With Interrogations, I explore the contemporary narratives attached to America's military landscapes. This work primarily focuses on the United States military equipment loaned for public display worldwide. I consider how these displays speak more broadly to contemporary America and the "American Century." In our modern age, where we have so successfully separated ourselves from nature, how does the land and what we place upon it, define us?
The significance of the military in American life and culture cannot be overstated. Over half of the nation’s discretionary budget goes toward the military. The US now has over 750 military bases worldwide. The largest, the White Sands Missile Range, measures 3,200 square miles. Since the founding of the nation, America has fought over 108 wars, with periods of peace difficult to number. Our most recent major confiicts, the Iraq and Afghanistan wars, alone lasted 20 years and are estimated to have cost $21 Trillion.
For their ubiquity, these displays of aircraft, tanks, and other weaponry can easily go unnoticed. Yet, once acknowledged, they can seem a national preoccupation. They are found in a wide variety of locations, including civic buildings, farms, hospitals, military bases, malls, museums, parks, presidential libraries, and schools.
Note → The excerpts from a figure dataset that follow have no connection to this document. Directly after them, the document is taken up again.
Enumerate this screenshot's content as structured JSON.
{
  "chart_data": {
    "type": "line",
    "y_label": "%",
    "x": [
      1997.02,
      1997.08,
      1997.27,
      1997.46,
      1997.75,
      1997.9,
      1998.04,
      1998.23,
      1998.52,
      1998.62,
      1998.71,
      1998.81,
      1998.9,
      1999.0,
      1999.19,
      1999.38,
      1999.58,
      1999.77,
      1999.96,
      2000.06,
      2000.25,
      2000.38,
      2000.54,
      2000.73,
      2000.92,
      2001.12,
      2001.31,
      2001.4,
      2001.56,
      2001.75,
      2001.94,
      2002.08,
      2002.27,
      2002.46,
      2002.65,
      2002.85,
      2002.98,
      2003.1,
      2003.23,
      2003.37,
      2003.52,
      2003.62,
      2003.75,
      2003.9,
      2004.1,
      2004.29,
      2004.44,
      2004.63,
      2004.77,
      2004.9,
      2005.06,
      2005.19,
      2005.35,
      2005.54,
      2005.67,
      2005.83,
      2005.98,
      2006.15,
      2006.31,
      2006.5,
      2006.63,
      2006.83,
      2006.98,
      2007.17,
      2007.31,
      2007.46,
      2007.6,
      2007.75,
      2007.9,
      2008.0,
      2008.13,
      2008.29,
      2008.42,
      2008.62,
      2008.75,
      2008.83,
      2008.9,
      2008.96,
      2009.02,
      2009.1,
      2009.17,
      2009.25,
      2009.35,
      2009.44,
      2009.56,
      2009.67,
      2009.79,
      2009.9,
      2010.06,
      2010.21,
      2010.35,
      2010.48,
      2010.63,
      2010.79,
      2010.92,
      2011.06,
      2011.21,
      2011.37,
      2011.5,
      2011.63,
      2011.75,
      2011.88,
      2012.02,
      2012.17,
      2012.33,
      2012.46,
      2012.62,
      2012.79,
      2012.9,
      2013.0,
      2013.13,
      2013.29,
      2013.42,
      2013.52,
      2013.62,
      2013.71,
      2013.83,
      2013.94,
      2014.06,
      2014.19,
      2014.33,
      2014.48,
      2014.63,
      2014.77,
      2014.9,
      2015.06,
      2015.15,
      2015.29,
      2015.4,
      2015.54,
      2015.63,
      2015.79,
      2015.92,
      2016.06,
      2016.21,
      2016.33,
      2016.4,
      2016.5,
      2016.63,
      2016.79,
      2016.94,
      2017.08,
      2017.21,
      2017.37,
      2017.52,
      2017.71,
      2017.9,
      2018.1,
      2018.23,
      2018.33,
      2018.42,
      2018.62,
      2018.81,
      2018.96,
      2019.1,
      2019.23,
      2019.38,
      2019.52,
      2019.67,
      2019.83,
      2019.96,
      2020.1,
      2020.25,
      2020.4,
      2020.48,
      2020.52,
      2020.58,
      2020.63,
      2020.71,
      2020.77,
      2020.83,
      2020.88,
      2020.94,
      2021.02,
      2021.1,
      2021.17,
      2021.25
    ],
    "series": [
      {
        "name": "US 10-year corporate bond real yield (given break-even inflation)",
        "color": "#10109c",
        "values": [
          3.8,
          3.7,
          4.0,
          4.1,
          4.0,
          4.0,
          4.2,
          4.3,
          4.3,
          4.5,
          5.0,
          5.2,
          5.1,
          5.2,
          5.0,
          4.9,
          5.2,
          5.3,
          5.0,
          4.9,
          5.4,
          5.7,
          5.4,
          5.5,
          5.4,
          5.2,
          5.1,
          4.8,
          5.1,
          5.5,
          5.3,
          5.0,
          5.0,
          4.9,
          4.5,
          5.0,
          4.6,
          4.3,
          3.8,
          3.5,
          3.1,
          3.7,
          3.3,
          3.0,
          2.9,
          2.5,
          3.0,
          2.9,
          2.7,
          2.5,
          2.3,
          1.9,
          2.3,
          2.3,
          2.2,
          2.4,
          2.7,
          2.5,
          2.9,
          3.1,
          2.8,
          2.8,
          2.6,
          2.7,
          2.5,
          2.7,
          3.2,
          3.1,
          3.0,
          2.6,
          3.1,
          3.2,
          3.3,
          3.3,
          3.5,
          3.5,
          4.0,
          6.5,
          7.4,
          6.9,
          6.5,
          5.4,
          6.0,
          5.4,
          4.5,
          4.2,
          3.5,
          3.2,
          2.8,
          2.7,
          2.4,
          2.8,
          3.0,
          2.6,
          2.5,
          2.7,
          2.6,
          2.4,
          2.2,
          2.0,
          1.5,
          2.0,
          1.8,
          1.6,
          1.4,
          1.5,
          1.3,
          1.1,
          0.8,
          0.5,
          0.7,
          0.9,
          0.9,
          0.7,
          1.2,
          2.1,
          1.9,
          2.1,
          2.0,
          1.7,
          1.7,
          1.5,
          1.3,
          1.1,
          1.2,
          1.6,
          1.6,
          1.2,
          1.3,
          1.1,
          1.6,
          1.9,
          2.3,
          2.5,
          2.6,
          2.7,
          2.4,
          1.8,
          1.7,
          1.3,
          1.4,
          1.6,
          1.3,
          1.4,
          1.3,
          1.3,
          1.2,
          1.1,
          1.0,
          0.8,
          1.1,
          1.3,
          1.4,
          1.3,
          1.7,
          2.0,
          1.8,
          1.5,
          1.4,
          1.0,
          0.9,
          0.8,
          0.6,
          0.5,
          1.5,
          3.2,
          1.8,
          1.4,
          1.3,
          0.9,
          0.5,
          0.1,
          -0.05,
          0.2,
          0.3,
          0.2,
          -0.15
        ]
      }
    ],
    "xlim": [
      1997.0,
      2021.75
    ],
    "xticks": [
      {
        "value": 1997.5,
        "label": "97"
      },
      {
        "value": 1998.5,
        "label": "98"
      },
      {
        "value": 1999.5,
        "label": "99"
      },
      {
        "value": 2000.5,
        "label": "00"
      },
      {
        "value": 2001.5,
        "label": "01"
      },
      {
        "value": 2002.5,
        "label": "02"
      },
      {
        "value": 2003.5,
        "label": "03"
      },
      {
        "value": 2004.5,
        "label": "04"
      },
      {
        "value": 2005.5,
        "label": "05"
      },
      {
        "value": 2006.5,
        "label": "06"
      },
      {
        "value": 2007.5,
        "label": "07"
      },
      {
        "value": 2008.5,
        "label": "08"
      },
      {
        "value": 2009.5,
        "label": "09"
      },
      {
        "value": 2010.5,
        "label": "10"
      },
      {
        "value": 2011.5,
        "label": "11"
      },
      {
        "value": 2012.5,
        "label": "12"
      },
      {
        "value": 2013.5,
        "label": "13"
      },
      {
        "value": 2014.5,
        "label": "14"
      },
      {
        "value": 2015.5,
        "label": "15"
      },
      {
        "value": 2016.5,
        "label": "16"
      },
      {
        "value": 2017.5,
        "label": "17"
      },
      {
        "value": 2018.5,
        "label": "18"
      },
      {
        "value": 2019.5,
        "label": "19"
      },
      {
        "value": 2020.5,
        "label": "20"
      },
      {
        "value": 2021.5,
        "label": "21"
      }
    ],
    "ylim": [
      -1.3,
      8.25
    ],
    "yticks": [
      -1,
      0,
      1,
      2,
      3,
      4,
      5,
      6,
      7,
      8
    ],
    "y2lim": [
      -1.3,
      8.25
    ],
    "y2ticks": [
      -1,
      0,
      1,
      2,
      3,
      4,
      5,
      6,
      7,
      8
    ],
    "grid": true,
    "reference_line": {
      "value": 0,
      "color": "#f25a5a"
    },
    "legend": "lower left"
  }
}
In a broader context, this work is a further exploration of an idea put forward by Bruce Chatwin. In his book The Songlines, he describes his travels in the Australian Outback with the Aboriginal people as they move through the land singing of their culture and history. It is these songs that guide them, both literally and spiritually, landmark to landmark, along their journey, reinforcing their relationship to the land. The Aboriginals were not the only peoples to bond in such a way to their environment. Yet, Chatwin’s thesis proposes a further interpretation: the Aboriginal songlines not only bring the land to life for those living in the present, but also bring into being the people and the land itself. The songlines are a form of creation myth, passed down through the generations and projected into the future. In essence, we create what we believe.
Do we, too, have songlines that bring us and the land into being? What are the "songs" we are singing and what do they say about us, our culture, and future?